Yesterday I worked on citations for several different documents that had arrived in the mail over the past week or two. Most were very straight forward, being birth or death records from a particular state's vital records department. In fact looking at the records one could almost wonder, "Why write a citation? Isn't it obvious where it came from?" To us genealogy obsessed folks it probably is, but for the non-obsessed probably not. Also, now that I have citations on the said documents, when I write up my findings (today, I hope) I'll have the citation ready to go for my footnotes. This way I can focus more on the writing aspect than the technical citation part.
One document that gave me a challenge and spent a surprising amount of time on, was a certificate of divorce. I looked at a few examples in Elizabeth Shown Mills' book Evidence Explained. The book explains (in a nutshell) that divorce cases are civil suits that begin and end in local court (refer to 8.25 and 9.36 in the book if you're curious). Then I proceeded to make a mountain out of a mole hill. The issue was, I obtained this record from the vital records office, not from a court house. Should I cite the docket number or not? Should I cite the page number or not?
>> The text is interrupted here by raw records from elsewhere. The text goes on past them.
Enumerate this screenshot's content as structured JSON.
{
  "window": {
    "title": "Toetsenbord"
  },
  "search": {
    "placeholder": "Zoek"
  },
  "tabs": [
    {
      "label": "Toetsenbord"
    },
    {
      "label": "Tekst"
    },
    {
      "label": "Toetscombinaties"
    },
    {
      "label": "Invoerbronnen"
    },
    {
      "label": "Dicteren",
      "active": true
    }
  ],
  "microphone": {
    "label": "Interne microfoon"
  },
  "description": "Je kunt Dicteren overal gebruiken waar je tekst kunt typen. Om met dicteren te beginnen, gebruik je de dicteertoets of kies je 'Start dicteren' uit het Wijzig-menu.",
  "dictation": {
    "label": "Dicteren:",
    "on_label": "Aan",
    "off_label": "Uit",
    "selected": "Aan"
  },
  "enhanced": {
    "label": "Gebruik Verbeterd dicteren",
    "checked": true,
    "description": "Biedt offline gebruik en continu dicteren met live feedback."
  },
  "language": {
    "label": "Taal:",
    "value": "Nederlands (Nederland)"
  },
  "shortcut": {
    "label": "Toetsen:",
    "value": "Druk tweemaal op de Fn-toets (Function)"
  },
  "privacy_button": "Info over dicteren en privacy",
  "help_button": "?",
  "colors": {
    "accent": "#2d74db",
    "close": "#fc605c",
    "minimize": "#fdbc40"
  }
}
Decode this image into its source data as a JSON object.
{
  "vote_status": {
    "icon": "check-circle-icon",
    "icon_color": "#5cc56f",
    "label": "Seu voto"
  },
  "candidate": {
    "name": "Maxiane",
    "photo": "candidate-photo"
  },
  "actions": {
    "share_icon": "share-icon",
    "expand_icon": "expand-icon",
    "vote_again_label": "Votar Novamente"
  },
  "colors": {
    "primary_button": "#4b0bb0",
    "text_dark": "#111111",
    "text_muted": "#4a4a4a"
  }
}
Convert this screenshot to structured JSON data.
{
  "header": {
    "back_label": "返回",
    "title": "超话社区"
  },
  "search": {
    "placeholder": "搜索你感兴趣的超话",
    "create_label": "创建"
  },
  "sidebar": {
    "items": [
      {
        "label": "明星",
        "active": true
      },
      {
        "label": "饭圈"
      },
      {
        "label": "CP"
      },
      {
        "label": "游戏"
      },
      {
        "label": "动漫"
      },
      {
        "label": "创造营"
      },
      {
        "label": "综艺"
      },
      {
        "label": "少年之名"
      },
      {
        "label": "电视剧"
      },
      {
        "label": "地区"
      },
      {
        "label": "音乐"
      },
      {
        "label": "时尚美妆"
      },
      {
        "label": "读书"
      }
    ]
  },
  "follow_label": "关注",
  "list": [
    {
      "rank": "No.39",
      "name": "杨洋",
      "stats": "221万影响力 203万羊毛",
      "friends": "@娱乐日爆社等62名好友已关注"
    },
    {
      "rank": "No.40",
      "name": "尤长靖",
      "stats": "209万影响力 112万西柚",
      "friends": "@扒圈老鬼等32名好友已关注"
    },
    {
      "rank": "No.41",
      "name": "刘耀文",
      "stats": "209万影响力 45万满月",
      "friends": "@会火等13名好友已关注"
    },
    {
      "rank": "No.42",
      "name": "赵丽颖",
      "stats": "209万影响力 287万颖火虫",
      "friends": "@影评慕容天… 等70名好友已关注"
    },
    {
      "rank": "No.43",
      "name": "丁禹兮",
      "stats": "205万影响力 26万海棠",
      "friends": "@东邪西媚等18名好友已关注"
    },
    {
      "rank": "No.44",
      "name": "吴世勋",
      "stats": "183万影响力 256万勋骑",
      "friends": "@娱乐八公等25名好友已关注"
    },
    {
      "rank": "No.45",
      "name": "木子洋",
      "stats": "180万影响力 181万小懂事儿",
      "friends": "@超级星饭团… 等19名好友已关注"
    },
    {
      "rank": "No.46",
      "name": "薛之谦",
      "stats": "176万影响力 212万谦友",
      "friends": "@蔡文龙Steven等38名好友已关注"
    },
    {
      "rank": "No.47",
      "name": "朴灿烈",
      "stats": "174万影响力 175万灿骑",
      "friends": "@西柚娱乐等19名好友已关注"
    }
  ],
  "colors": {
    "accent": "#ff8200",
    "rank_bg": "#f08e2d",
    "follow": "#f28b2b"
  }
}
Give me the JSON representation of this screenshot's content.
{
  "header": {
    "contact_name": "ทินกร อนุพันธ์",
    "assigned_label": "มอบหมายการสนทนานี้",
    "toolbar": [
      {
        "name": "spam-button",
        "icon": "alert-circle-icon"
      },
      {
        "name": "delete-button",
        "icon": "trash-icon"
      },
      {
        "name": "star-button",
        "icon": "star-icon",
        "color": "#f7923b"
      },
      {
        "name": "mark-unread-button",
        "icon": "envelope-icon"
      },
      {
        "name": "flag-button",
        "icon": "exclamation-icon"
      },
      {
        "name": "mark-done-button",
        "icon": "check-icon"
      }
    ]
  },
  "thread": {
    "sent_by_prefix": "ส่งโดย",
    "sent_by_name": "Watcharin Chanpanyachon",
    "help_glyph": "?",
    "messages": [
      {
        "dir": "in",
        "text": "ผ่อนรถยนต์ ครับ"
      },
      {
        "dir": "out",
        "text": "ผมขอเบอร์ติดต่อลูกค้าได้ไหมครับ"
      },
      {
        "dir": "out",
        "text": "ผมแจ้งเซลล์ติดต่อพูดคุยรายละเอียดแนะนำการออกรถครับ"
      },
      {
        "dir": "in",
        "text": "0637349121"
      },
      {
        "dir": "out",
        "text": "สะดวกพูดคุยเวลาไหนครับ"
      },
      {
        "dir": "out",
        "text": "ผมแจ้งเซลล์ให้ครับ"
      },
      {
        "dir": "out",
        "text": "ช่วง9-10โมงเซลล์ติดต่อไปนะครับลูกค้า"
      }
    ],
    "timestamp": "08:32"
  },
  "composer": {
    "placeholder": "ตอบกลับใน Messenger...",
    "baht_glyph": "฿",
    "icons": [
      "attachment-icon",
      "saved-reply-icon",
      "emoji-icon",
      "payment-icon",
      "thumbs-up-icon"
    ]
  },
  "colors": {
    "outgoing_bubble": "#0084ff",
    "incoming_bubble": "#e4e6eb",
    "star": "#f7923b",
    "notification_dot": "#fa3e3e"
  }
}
In the end, after a chocolate break, I got back to basics. The question to address was very simple, "Where did I get the record from?" After all that is the point of a citation, to tell whoever is looking at a given document where you got it from. Then it was easy. The citation I ended up with very much resembled that of a citation for a marriage certificate. I'm not sure if that was the "right" way to do it, but I do know that I answered all the questions of who, what, when, and where. Now I'm ready to write up my findings in my research report, and wait for the next batch of documents to come in the mail.